4. 収納グッズで無駄にスペースを使っていないか
クローゼット収納にはポールに吊るせる便利グッズもたくさん販売されています。ベルト収納用のハンガーや小物用のウォールポケット、バッグ用収納など。これらを洋服と一緒に吊るせば、利便性が上がるのは間違いありません。ただ、使用頻度が少ないものや収納量がわずかなものにたくさんのスペースを使っていないか、一度確認する必要があります。
ハンガーで吊るした洋服がギュウギュウで出し入れしづらいと感じたら、そのような収納グッズを一度省いて、使い勝手をみてみるのもひとつの手。必要かどうかの見極めを繰り返すことで、本当に使いやすいクローゼットがつくれます。
ハンガー類も大量になると無駄にスペースを取ってしまいます。使わないハンガーは処分する、クリーニングハンガーは早めにクリーニング店に戻す、リサイクルに出すなどを心がけましょう。

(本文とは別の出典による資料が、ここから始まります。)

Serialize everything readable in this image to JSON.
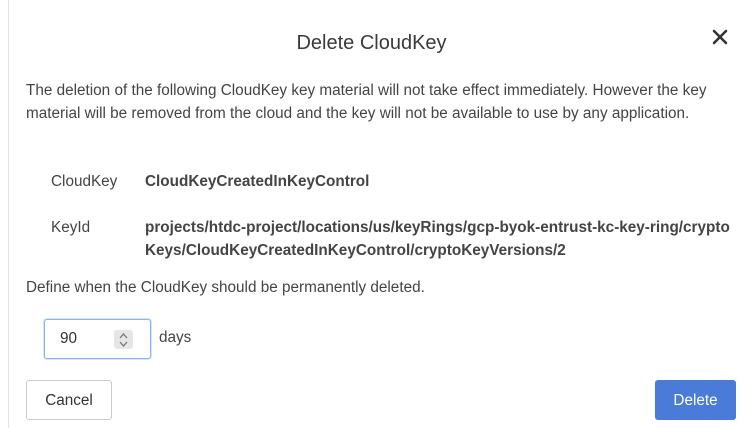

ちなみに、ハンガー自体の厚みやカーブも、思いのほかスペースを取ります。スーツなど型崩れが心配な洋服以外は、省スペースで吊るせるハンガーを使うといいでしょう。
5. 続けられる収納かどうかで選ぶ
デザインがおしゃれ、ズラリと並べると見映えするなど、収納グッズを選ぶ際にも見た目は気になるもの。とはいえ、毎日の生活は静止画のままではありません。
このことを忘れてしまうと、片付かない収納になりがちです。
- 取り出すときの姿勢はどうなるか
- 洋服を片付けるときの動作はどうなるか
- 衣替えのときにはどう動かすか
など、自分が日々使うことをイメージして選ぶことが一番重要。それこそが、本当に片付くクローゼットへの一番の近道です。
例えば、洋服をたたむのが苦手なのに衣装ケースがずらりと並んでいても、いつかきっと使わなくなります。重いものが苦手なのに積み重ねるタイプの衣装ケースを何段も重ねていたら、使わない衣装ケースが増える一方です。
スカートハンガーなどは、吊るすまでにひと手間が必要なものもあります。疲れているとき、急いでいるときにもその手間が負担でないかを考え、自分がより簡単に使えるハンガーを選ぶことをおすすめします。
クローゼットの収納グッズ選び方まとめ
たくさんの洋服を見栄えよく収めることがよい収納だとは言えません。その状態が簡単に続けられてこそ、その人にとっての本当に片付く収納であり、日々の家事がラクになることに繋がります。
①収納量を欲張り、たくさん入ることを目的に収納グッズを選ばない。
②無理のない動作で上げ下ろしができる持ちやすさと軽さで選ぶ。中にものを入れたあとのこともイメージ。
③隙間収納、デッドスペース活用はほどほどに。
④頻回に使うものにスペースをたくさん使う。便利グッズを使いすぎない。
⑤見た目で選ばず、毎日の暮らしのなかで使いやすいか、忙しくても疲れていても続けられるかで選ぶ。
上に挙げたポイントを意識して収納グッズを選んでみてください。洋服の量の見直しについては別の機会にまとめたいと思います。